David heeft een Godvrezende moeder gehad (Ps 22:10) en vanaf de moederschoot is hij Godvrezend opgevoed (vgl. 2Tm 1:5). Mogelijk denkt hij ook terug aan zijn geboorte en dat God hem vanaf de moederschoot heeft afgezonderd voor Zichzelf en Zijn volk en over hem heeft gewaakt (vgl. Jr 1:5; Gl 1:15).

Dat hij haar in dit gebed noemt, is misschien omdat hij zich herinnert hoe hij vroeger in zijn nood bij haar troost heeft gezocht en gevonden. In het laatste vers van de psalm spreekt hij over de troost die hij van de HEERE zal krijgen. Iemand die troost geeft, kan meevoelen, wat verlichting geeft van de druk en de pijn die iemand kan ervaren.

Tot slot van zijn gebed, dat, zoals we hebben gezien, uit verschillende gebeden bestaat, vraagt hij aan God aan hem “een teken ten goede” te doen (Ps 86:17). Hiermee vraagt David om een zodanig zichtbaar handelen van God ten gunste van hem, dat men daarin Gods hand moet erkennen. Het betekent een ingrijpen van God waardoor David wordt gered en zijn vijanden worden verslagen.

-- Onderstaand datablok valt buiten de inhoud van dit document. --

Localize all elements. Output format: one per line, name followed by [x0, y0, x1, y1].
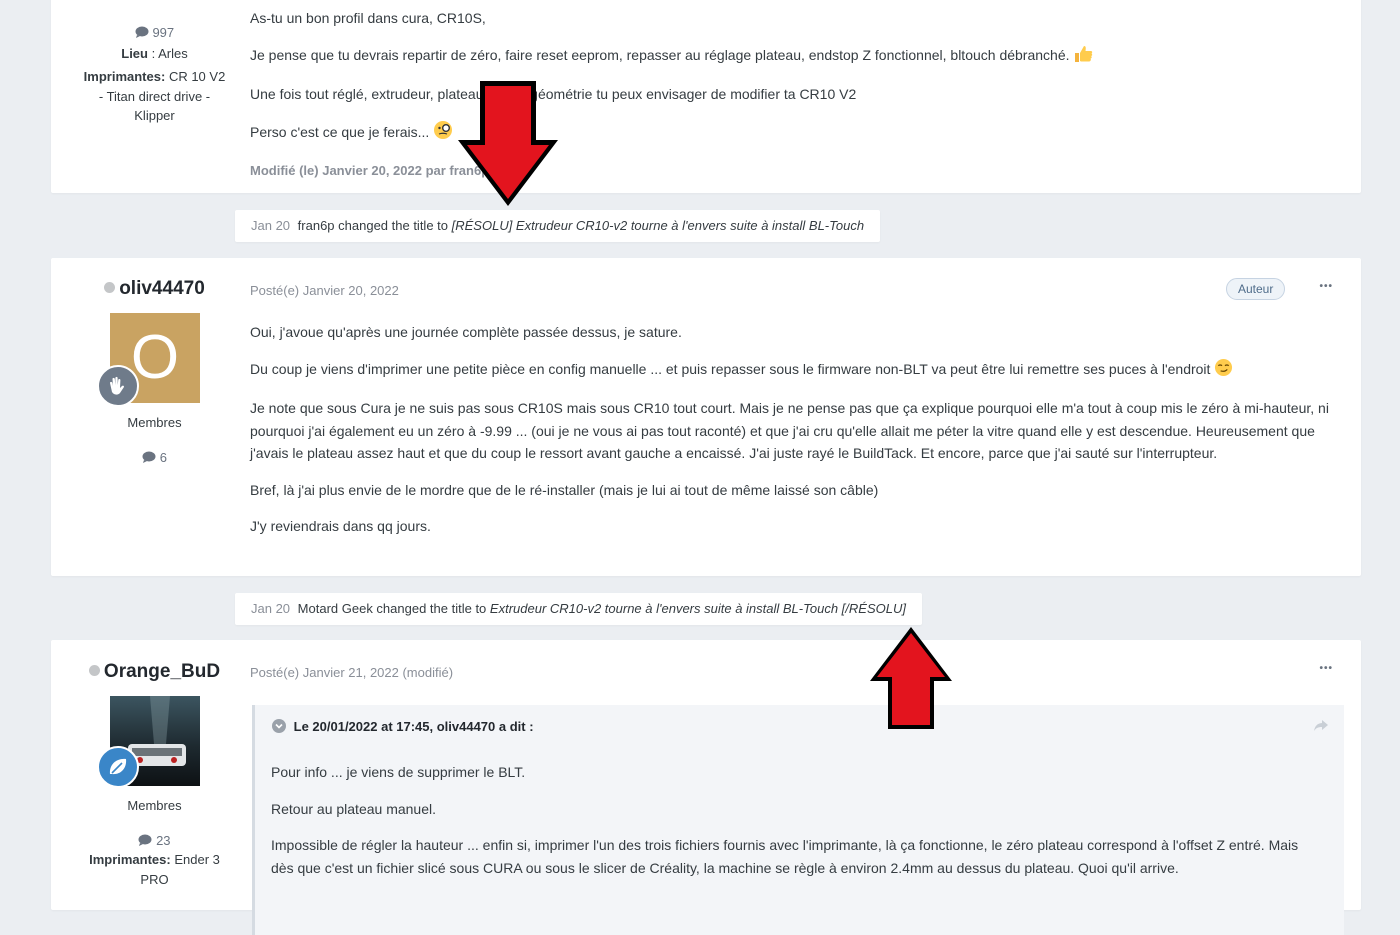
title-change-event-1: Jan 20 fran6p changed the title to [RÉSO… [235, 210, 881, 242]
user-group: Membres [127, 415, 182, 430]
event-text: fran6p changed the title to [297, 218, 449, 233]
username[interactable]: oliv44470 [119, 278, 205, 299]
post-card-2: oliv44470 O Membres 6 Posté(e) Janvier 2… [51, 258, 1361, 576]
post-paragraph: Oui, j'avoue qu'après une journée complè… [250, 324, 682, 340]
post-paragraph: Bref, là j'ai plus envie de le mordre qu… [250, 481, 879, 498]
quote-paragraph: Impossible de régler la hauteur ... enfi… [271, 837, 1299, 876]
share-icon[interactable] [1314, 719, 1328, 737]
location-label: Lieu [121, 46, 148, 61]
quote-author: Le 20/01/2022 at 17:45, oliv44470 a dit … [293, 719, 534, 734]
offline-status-dot [104, 282, 116, 293]
printers: Imprimantes: Ender 3 PRO [51, 850, 258, 889]
quote-content: Pour info ... je viens de supprimer le B… [271, 761, 1324, 879]
event-title: Extrudeur CR10-v2 tourne à l'envers suit… [489, 601, 906, 616]
comment-icon [135, 25, 153, 40]
quote-paragraph: Pour info ... je viens de supprimer le B… [271, 764, 526, 780]
edited-note: Modifié (le) Janvier 20, 2022 par fran6p [250, 163, 490, 178]
rank-badge[interactable] [97, 365, 139, 407]
title-change-event-2: Jan 20 Motard Geek changed the title to … [235, 593, 922, 625]
post-count[interactable]: 6 [51, 450, 258, 465]
event-date[interactable]: Jan 20 [251, 601, 290, 616]
avatar[interactable] [97, 696, 200, 788]
user-group: Membres [127, 798, 182, 813]
quote-block: Le 20/01/2022 at 17:45, oliv44470 a dit … [252, 705, 1344, 935]
post-card-3: Orange_BuD Membres 23 Imprimantes: Ender… [51, 640, 1361, 935]
post-paragraph: Perso c'est ce que je ferais... [250, 120, 1341, 147]
author-meta: Membres 6 [51, 415, 258, 465]
event-date[interactable]: Jan 20 [251, 218, 290, 233]
post-date[interactable]: Posté(e) Janvier 21, 2022 (modifié) [250, 665, 453, 680]
comment-icon [142, 450, 160, 465]
more-options-button[interactable]: ••• [1319, 663, 1333, 674]
author-info: 997 Lieu : Arles Imprimantes: CR 10 V2 -… [51, 25, 258, 126]
avatar[interactable]: O [97, 313, 200, 407]
down-arrow-annotation [458, 81, 558, 206]
thumbs-up-emoji [1073, 45, 1093, 70]
username-row: Orange_BuD [51, 661, 258, 683]
comment-icon [138, 833, 156, 848]
post-paragraph: As-tu un bon profil dans cura, CR10S, [250, 10, 486, 26]
post-content: As-tu un bon profil dans cura, CR10S, Je… [250, 7, 1341, 183]
author-badge: Auteur [1226, 278, 1286, 300]
post-count-value: 6 [159, 450, 167, 465]
post-date[interactable]: Posté(e) Janvier 20, 2022 [250, 283, 399, 298]
username[interactable]: Orange_BuD [104, 661, 220, 682]
chevron-down-circle-icon[interactable] [272, 719, 294, 734]
post-count-value: 997 [152, 25, 175, 40]
username-row: oliv44470 [51, 278, 258, 300]
post-paragraph: Je pense que tu devrais repartir de zéro… [250, 44, 1341, 70]
post-paragraph: Une fois tout réglé, extrudeur, plateau … [250, 86, 857, 102]
post-paragraph: J'y reviendrais dans qq jours. [250, 518, 431, 534]
monocle-emoji [433, 120, 453, 147]
leaf-icon [99, 758, 137, 790]
author-info: oliv44470 [51, 278, 258, 300]
quote-header[interactable]: Le 20/01/2022 at 17:45, oliv44470 a dit … [272, 719, 534, 734]
post-paragraph: Je note que sous Cura je ne suis pas sou… [250, 400, 1329, 461]
post-content: Oui, j'avoue qu'après une journée complè… [250, 321, 1341, 538]
offline-status-dot [88, 665, 100, 676]
post-paragraph: Du coup je viens d'imprimer une petite p… [250, 358, 1341, 384]
post-count[interactable]: 997 [51, 25, 258, 40]
quote-paragraph: Retour au plateau manuel. [271, 800, 436, 817]
printers-label: Imprimantes: [83, 69, 166, 84]
post-card-1: 997 Lieu : Arles Imprimantes: CR 10 V2 -… [51, 0, 1361, 193]
rank-badge[interactable] [97, 746, 139, 788]
up-arrow-annotation [870, 627, 952, 729]
post-count-value: 23 [156, 833, 171, 848]
smirk-emoji [1214, 358, 1233, 384]
location-value: Arles [158, 46, 188, 61]
author-meta: Membres 23 Imprimantes: Ender 3 PRO [51, 798, 258, 889]
more-options-button[interactable]: ••• [1319, 281, 1333, 292]
post-count[interactable]: 23 [51, 833, 258, 848]
printers-label: Imprimantes: [89, 852, 171, 867]
event-text: Motard Geek changed the title to [297, 601, 487, 616]
location: Lieu : Arles [121, 46, 188, 61]
author-info: Orange_BuD [51, 661, 258, 683]
event-title: [RÉSOLU] Extrudeur CR10-v2 tourne à l'en… [451, 218, 865, 233]
hand-wave-icon [99, 376, 137, 409]
printers: Imprimantes: CR 10 V2 - Titan direct dri… [51, 67, 258, 126]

Het teken is ook niet voor hemzelf bedoeld, maar voor zijn haters. Als zij dat teken zien, zullen zij beschaamd worden, wanneer Hij, de HEERE, hem “geholpen en getroost” heeft. David twijfelt niet aan de hulp en troost van God. De hulp die hij van God zal krijgen, is een troost voor hem na alle ellende en armoede in de dag van zijn benauwdheid.